Sólo ahora se puede advertir que los servicios de inteligencia israelíes fueron ineficaces para percibir la preparación de la guerra en gran escala que efectuaba Hezbollah durante seis febriles años, con un acopio impresionante de armamento, construcción de bastiones, perforación de túneles enormes y un control absoluto de la zona, además de instalar bases de lanzamiento misilístico en barrios densamente poblados, incluso edificios de departamentos y hasta escuelas, que le sirven de atroz escudo.
Siria fue expulsada por la mayoría de la población libanesa tras el asesinato del premier Harari. Pero si algo deseaba la rencorosa Siria era que después de su retiro estallara el caos. Lo acaba de producir su ahijado Hezbollah, precisamente.
Los ataques de Israel para bloquear sus fuentes de abastecimiento (aeropuertos, carreteras, estaciones de radar y edificios enteros controlados por esta organización) han provocado horribles daños humanos y materiales a un bellísimo país como el Líbano. Un país débil que no pudo aplicar la orden de las Naciones Unidas, porque Hezbollah, gracias a la caudalosa intervención sirio-iraní, se convirtió en una fuerza más poderosa que su ejército nacional.
Se calcula que cerca del 80 por ciento de la población libanesa, incluidos chiitas, perciben que los frutos de Hezbollah son un derrame de la tragedia, un sanguinario cáncer que les nació en los años 80 y que los llevó a esta guerra mediante su fabuloso acopio de armas y sus incesantes ataques a Israel. Sin embargo, los libaneses no pueden extirpar este cáncer por sí solos.
Además, crece una tensión religiosa trasnacional que ojalá no se transforme en conflagración abierta: los chiitas y los sunnitas se asesinan en Irak y en otras regiones en las que compiten por el poder del mundo islámico.

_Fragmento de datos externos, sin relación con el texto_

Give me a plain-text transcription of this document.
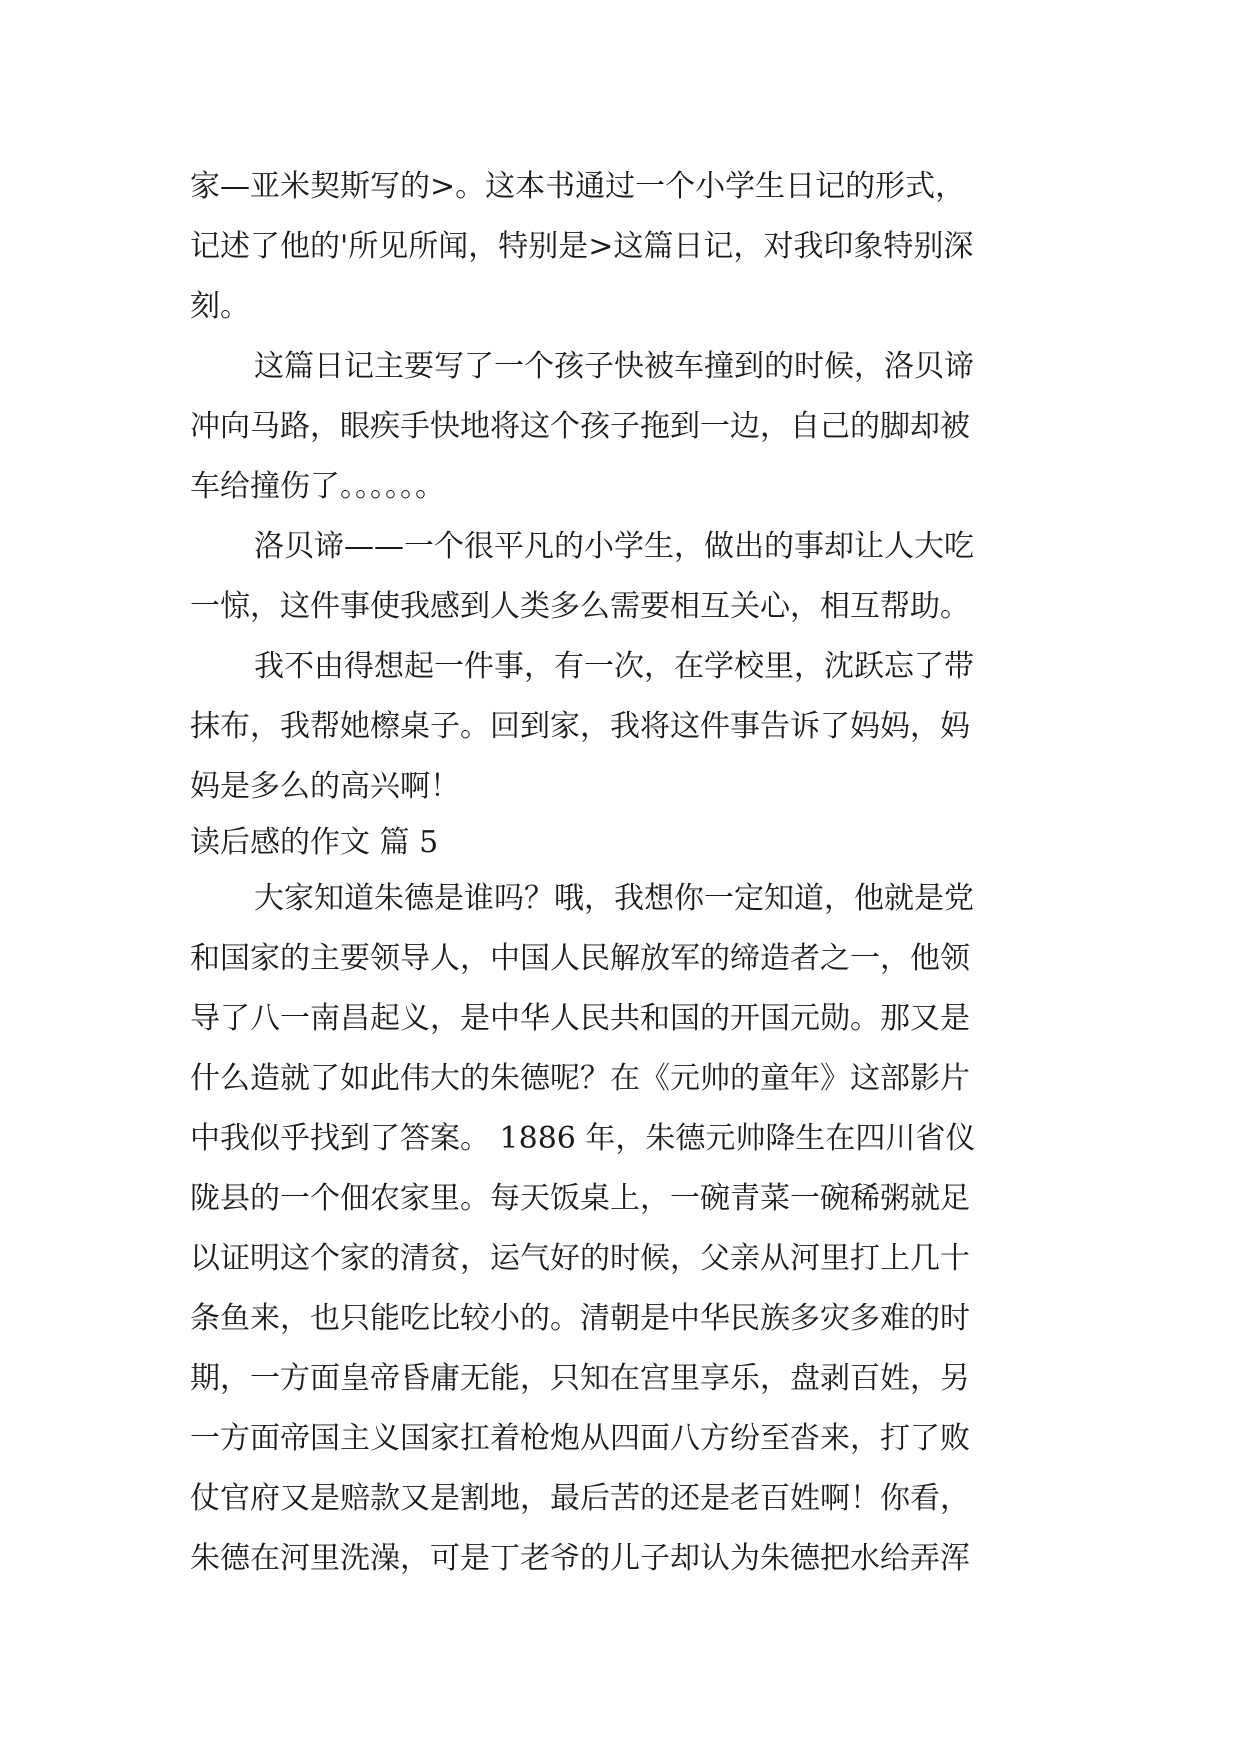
家—亚米契斯写的>。这本书通过一个小学生日记的形式，
记述了他的'所见所闻，特别是>这篇日记，对我印象特别深
刻。
这篇日记主要写了一个孩子快被车撞到的时候，洛贝谛
冲向马路，眼疾手快地将这个孩子拖到一边，自己的脚却被
车给撞伤了。。。。。。
洛贝谛——一个很平凡的小学生，做出的事却让人大吃
一惊，这件事使我感到人类多么需要相互关心，相互帮助。
我不由得想起一件事，有一次，在学校里，沈跃忘了带
抹布，我帮她檫桌子。回到家，我将这件事告诉了妈妈，妈
妈是多么的高兴啊！
读后感的作文 篇 5
大家知道朱德是谁吗？哦，我想你一定知道，他就是党
和国家的主要领导人，中国人民解放军的缔造者之一，他领
导了八一南昌起义，是中华人民共和国的开国元勋。那又是
什么造就了如此伟大的朱德呢？在《元帅的童年》这部影片
中我似乎找到了答案。 1886 年，朱德元帅降生在四川省仪
陇县的一个佃农家里。每天饭桌上，一碗青菜一碗稀粥就足
以证明这个家的清贫，运气好的时候，父亲从河里打上几十
条鱼来，也只能吃比较小的。清朝是中华民族多灾多难的时
期，一方面皇帝昏庸无能，只知在宫里享乐，盘剥百姓，另
一方面帝国主义国家扛着枪炮从四面八方纷至沓来，打了败
仗官府又是赔款又是割地，最后苦的还是老百姓啊！你看，
朱德在河里洗澡，可是丁老爷的儿子却认为朱德把水给弄浑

Nunca tantos países árabes y musulmanes se mantuvieron tan inmóviles como en esta lamentable operación de limpieza policial que realiza Israel dentro de un país árabe. Sólo hay discursos: ninguna acción firme. Ellos parecen agradecer el maldito trabajo que no se atreven a realizar ellos mismos.

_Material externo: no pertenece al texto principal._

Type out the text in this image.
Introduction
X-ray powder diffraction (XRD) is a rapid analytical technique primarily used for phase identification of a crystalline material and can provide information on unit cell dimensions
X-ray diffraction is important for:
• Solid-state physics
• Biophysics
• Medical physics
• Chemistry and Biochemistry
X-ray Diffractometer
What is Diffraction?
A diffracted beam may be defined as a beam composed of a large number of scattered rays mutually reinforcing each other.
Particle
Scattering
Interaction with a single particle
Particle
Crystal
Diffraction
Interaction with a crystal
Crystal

Hezbollah es un peligro para el Líbano y demás países árabes que no desean ser dominados por Irán ni hundirse en un totalitarismo fundamentalista. Pero Israel tampoco podrá barrer a Hezbollah por completo, aunque se empeñe durante otras semanas que aumentarán el luto de ambas partes. Sólo conseguirá debilitarlo. Entonces es probable que el gobierno libanés, con sus fuerzas armadas, apoyadas por tropas extranjeras, tal vez por la OTAN, se encargue de acabar la tarea: decomisar el armamento acumulado en túneles o zonas civiles para que el Líbano pueda reconstruirse y volver a ser uno de los países más hermosos, pacíficos, cultos y progresistas de Medio Oriente.